The filing in Pike Circuit Court, Kentucky, argues that STAT has no constitutional or common law right to unseal the records, which include a deposition of Dr. Richard Sackler, a Purdue board member and former company president who is a member of the family that controls the closely held company.


The documents sought by STAT were produced during a lawsuit filed by the state of Kentucky against Purdue, alleging the company helped create a wave of addiction by improperly downplaying the addictive properties of its drug while aggressively marketing the drug to doctors. Purdue denied the claims. In December, the case was settled, with Purdue agreeing to pay the state $24 million.

A hearing on the STAT motion to unseal documents in the case is scheduled for Friday in Pike Circuit Court in Pikeville, Ky. A spokesman for Purdue said the company had no comment on the court filing.

In advance of the hearing, Purdue filed its opposition to make records in the case public. Kentucky and Purdue jointly agreed to a protective order that allowed for the free exchange of information while protecting sensitive and confidential records, according to the filing. In all, 17 million pages of documents, as well as depositions, were produced as part of the litigation.


Purdue, according to its filing, would not have agreed to voluntarily produce those records without the court’s assurance that they would be off limits to the public.

Purdue Opposition to STAT Motion to Unseal Court Documents

“Without protective orders that can be relied on by the parties, discovery battles would be far more frequent and intense,” according to the Purdue filing. Publicly releasing records in this case would cause “irreparable harm,” the filing states.

In its request to make documents in the case public, STAT contends the public has a constitutional right to the records that trumps Purdue’s desire to keep them secret. The filing also argues there is a substantial public interest in the case, citing the epidemic of drug addiction and related crime stemming from the abuse of OxyContin in Kentucky and other states. STAT requested that the court make the documents available immediately.

Purdue has faced hundreds of lawsuits and numerous government investigations over its aggressive promotion of OxyContin, which some blame for helping spawn the national opioid abuse crisis. In 2007, three corporate executives and an affiliated company pleaded guilty to fraudulently marketing the drug as less addictive than other pain medications and paid $634 million in fines.

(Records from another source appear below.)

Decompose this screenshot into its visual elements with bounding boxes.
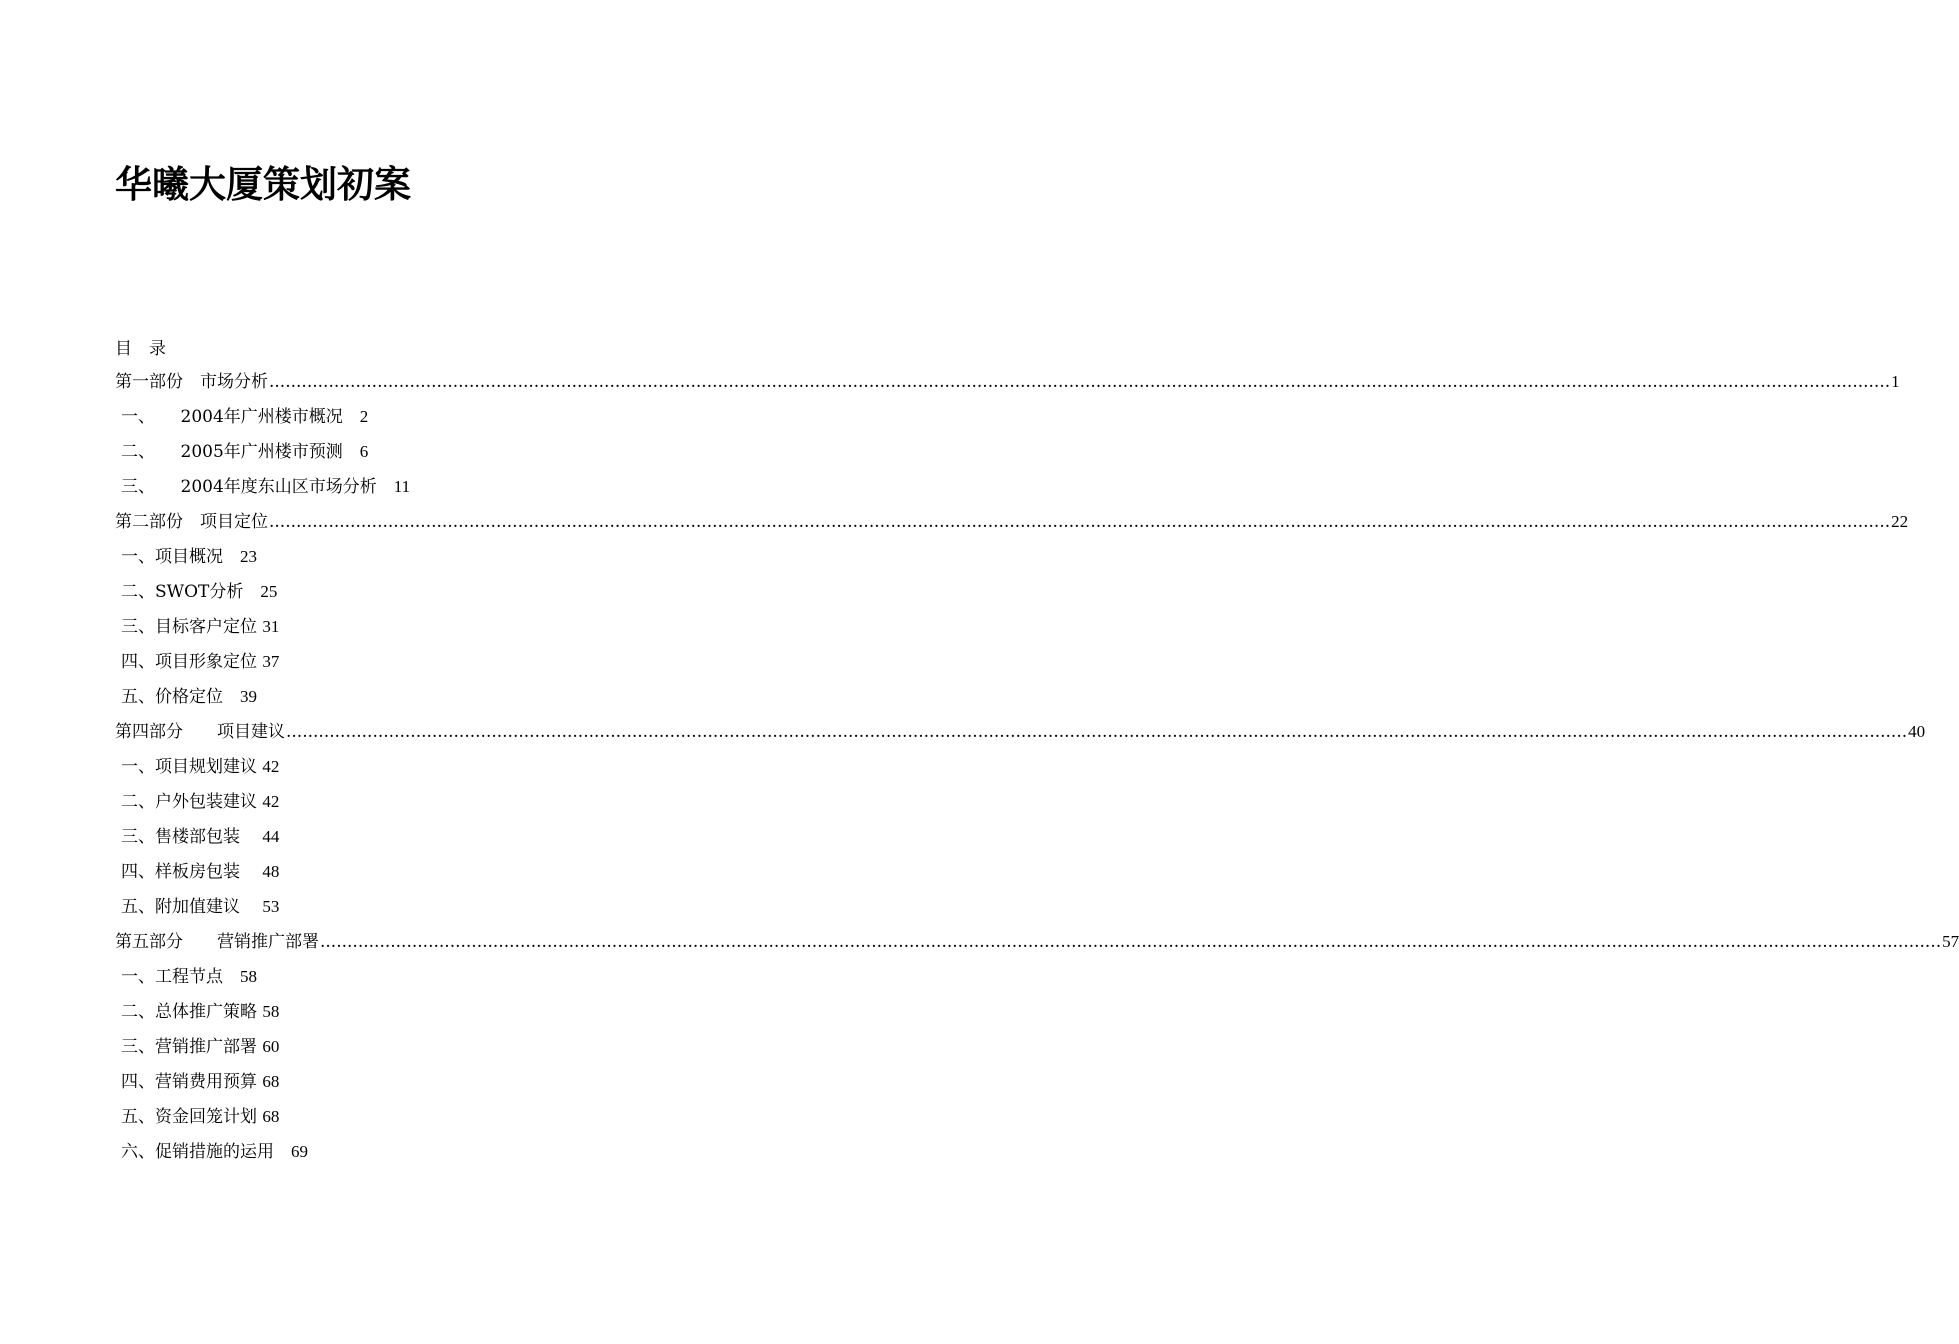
toc-dot-leader: ............................................................................................................................................................................................................................................................................................................	[286, 722, 1908, 742]
toc-page-number: 22	[1891, 512, 1909, 531]
toc-entry-label: 二、SWOT分析	[121, 582, 261, 602]
toc-page-number: 2	[359, 407, 369, 426]
toc-entry-label: 第二部份 项目定位	[115, 512, 268, 532]
toc-section-entry[interactable]	[115, 650, 837, 685]
toc-page-number: 58	[262, 1002, 280, 1021]
toc-entry-label: 第四部分 项目建议	[115, 722, 285, 742]
toc-page-number: 39	[240, 687, 257, 706]
toc-section-entry[interactable]	[115, 615, 837, 650]
toc-section-entry[interactable]	[115, 860, 837, 895]
toc-page-number: 57	[1942, 932, 1959, 951]
toc-part-entry[interactable]	[115, 370, 1900, 405]
toc-entry-label: 第五部分 营销推广部署	[115, 932, 319, 952]
toc-dot-leader: ............................................................................................................................................................................................................................................................................................................	[320, 932, 1942, 952]
toc-entry-label: 四、样板房包装	[121, 862, 263, 882]
toc-entry-label: 一、项目规划建议	[121, 757, 263, 777]
toc-entry-label: 一、项目概况	[121, 547, 240, 567]
toc-section-entry[interactable]	[115, 1035, 837, 1070]
toc-page-number: 25	[260, 582, 278, 601]
toc-entry-label: 五、资金回笼计划	[121, 1107, 263, 1127]
toc-heading: 目 录	[115, 339, 166, 359]
toc-section-entry[interactable]	[115, 1140, 837, 1175]
toc-page-number: 48	[262, 862, 280, 881]
toc-section-entry[interactable]	[115, 440, 837, 475]
toc-page-number: 53	[262, 897, 280, 916]
toc-part-entry[interactable]	[115, 930, 1959, 965]
table-of-contents	[115, 370, 1959, 1175]
toc-page-number: 44	[262, 827, 280, 846]
toc-dot-leader: ............................................................................................................................................................................................................................................................................................................	[269, 512, 1891, 532]
toc-entry-label: 四、营销费用预算	[121, 1072, 263, 1092]
toc-entry-label: 一、工程节点	[121, 967, 240, 987]
toc-section-entry[interactable]	[115, 825, 837, 860]
toc-page-number: 1	[1891, 372, 1900, 391]
toc-page-number: 23	[240, 547, 257, 566]
toc-section-entry[interactable]	[115, 405, 837, 440]
toc-page-number: 58	[240, 967, 257, 986]
toc-page-number: 68	[262, 1072, 280, 1091]
toc-section-entry[interactable]	[115, 1070, 837, 1105]
toc-section-entry[interactable]	[115, 755, 837, 790]
toc-entry-label: 五、价格定位	[121, 687, 240, 707]
toc-entry-label: 四、项目形象定位	[121, 652, 263, 672]
toc-section-entry[interactable]	[115, 895, 837, 930]
toc-entry-label: 二、总体推广策略	[121, 1002, 263, 1022]
toc-page-number: 37	[262, 652, 280, 671]
toc-section-entry[interactable]	[115, 475, 837, 510]
toc-page-number: 11	[393, 477, 411, 496]
toc-entry-label: 三、 2004年度东山区市场分析	[121, 477, 394, 497]
toc-entry-label: 五、附加值建议	[121, 897, 263, 917]
toc-page-number: 31	[262, 617, 280, 636]
toc-page-number: 40	[1908, 722, 1926, 741]
toc-page-number: 60	[262, 1037, 280, 1056]
toc-entry-label: 六、促销措施的运用	[121, 1142, 291, 1162]
toc-section-entry[interactable]	[115, 965, 837, 1000]
toc-entry-label: 一、 2004年广州楼市概况	[121, 407, 360, 427]
toc-entry-label: 二、 2005年广州楼市预测	[121, 442, 360, 462]
toc-section-entry[interactable]	[115, 1000, 837, 1035]
toc-entry-label: 二、户外包装建议	[121, 792, 263, 812]
toc-section-entry[interactable]	[115, 790, 837, 825]
toc-section-entry[interactable]	[115, 685, 837, 720]
toc-entry-label: 三、售楼部包装	[121, 827, 263, 847]
toc-entry-label: 三、目标客户定位	[121, 617, 263, 637]
toc-entry-label: 第一部份 市场分析	[115, 372, 268, 392]
document-title: 华曦大厦策划初案	[115, 163, 411, 206]
toc-page-number: 42	[262, 757, 280, 776]
toc-page-number: 42	[262, 792, 280, 811]
toc-dot-leader: ............................................................................................................................................................................................................................................................................................................	[269, 372, 1891, 392]
toc-section-entry[interactable]	[115, 545, 837, 580]
toc-page-number: 69	[291, 1142, 308, 1161]
toc-page-number: 6	[359, 442, 369, 461]
toc-section-entry[interactable]	[115, 1105, 837, 1140]
toc-part-entry[interactable]	[115, 720, 1926, 755]
toc-section-entry[interactable]	[115, 580, 837, 615]
toc-entry-label: 三、营销推广部署	[121, 1037, 263, 1057]
toc-part-entry[interactable]	[115, 510, 1909, 545]
toc-page-number: 68	[262, 1107, 280, 1126]
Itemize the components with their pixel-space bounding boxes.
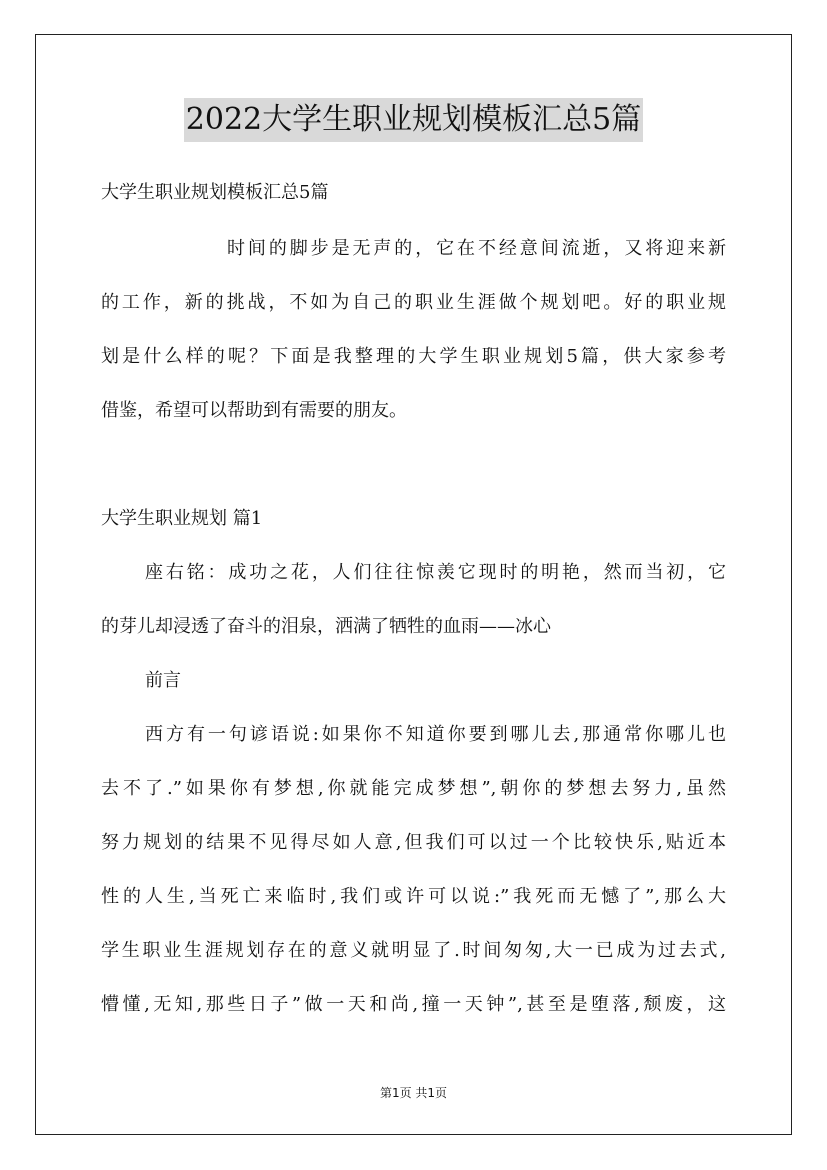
intro-line-3: 划是什么样的呢？下面是我整理的大学生职业规划5篇，供大家参考 xyxy=(101,346,726,367)
section-heading: 大学生职业规划 篇1 xyxy=(101,508,263,529)
body-line-2: 去不了.”如果你有梦想,你就能完成梦想”,朝你的梦想去努力,虽然 xyxy=(101,778,726,799)
body-line-1: 西方有一句谚语说:如果你不知道你要到哪儿去,那通常你哪儿也 xyxy=(145,724,726,745)
document-title-wrap xyxy=(0,98,827,142)
document-title: 2022大学生职业规划模板汇总5篇 xyxy=(184,98,643,142)
intro-line-4: 借鉴，希望可以帮助到有需要的朋友。 xyxy=(101,400,407,421)
body-line-3: 努力规划的结果不见得尽如人意,但我们可以过一个比较快乐,贴近本 xyxy=(101,832,726,853)
body-line-5: 学生职业生涯规划存在的意义就明显了.时间匆匆,大一已成为过去式, xyxy=(101,940,726,961)
intro-line-2: 的工作，新的挑战，不如为自己的职业生涯做个规划吧。好的职业规 xyxy=(101,292,726,313)
motto-line-1: 座右铭：成功之花，人们往往惊羡它现时的明艳，然而当初，它 xyxy=(145,562,726,583)
intro-line-1: 时间的脚步是无声的，它在不经意间流逝，又将迎来新 xyxy=(227,238,726,259)
subtitle: 大学生职业规划模板汇总5篇 xyxy=(101,182,329,203)
body-line-4: 性的人生,当死亡来临时,我们或许可以说:”我死而无憾了”,那么大 xyxy=(101,886,726,907)
preface-heading: 前言 xyxy=(145,670,181,691)
motto-line-2: 的芽儿却浸透了奋斗的泪泉，洒满了牺牲的血雨——冰心 xyxy=(101,616,551,637)
body-line-6: 懵懂,无知,那些日子”做一天和尚,撞一天钟”,甚至是堕落,颓废，这 xyxy=(101,994,726,1015)
page-footer: 第1页 共1页 xyxy=(379,1086,448,1100)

STAT Motion to Unseal Records

Despite the years of litigation, Connecticut-based Purdue has successfully kept millions of company records out of view through judicial secrecy orders or settlement agreements mandating their destruction. In its settlement with Purdue, the Kentucky attorney general agreed to destroy the millions of documents obtained in the litigation within 60 days. A spokesman for that office confirmed that the records were destroyed.

STAT learned that some documents in the case were not destroyed, including the Sackler deposition, and are filed under seal in the Pike Circuit Court. The STAT motion to unseal those records was filed in March.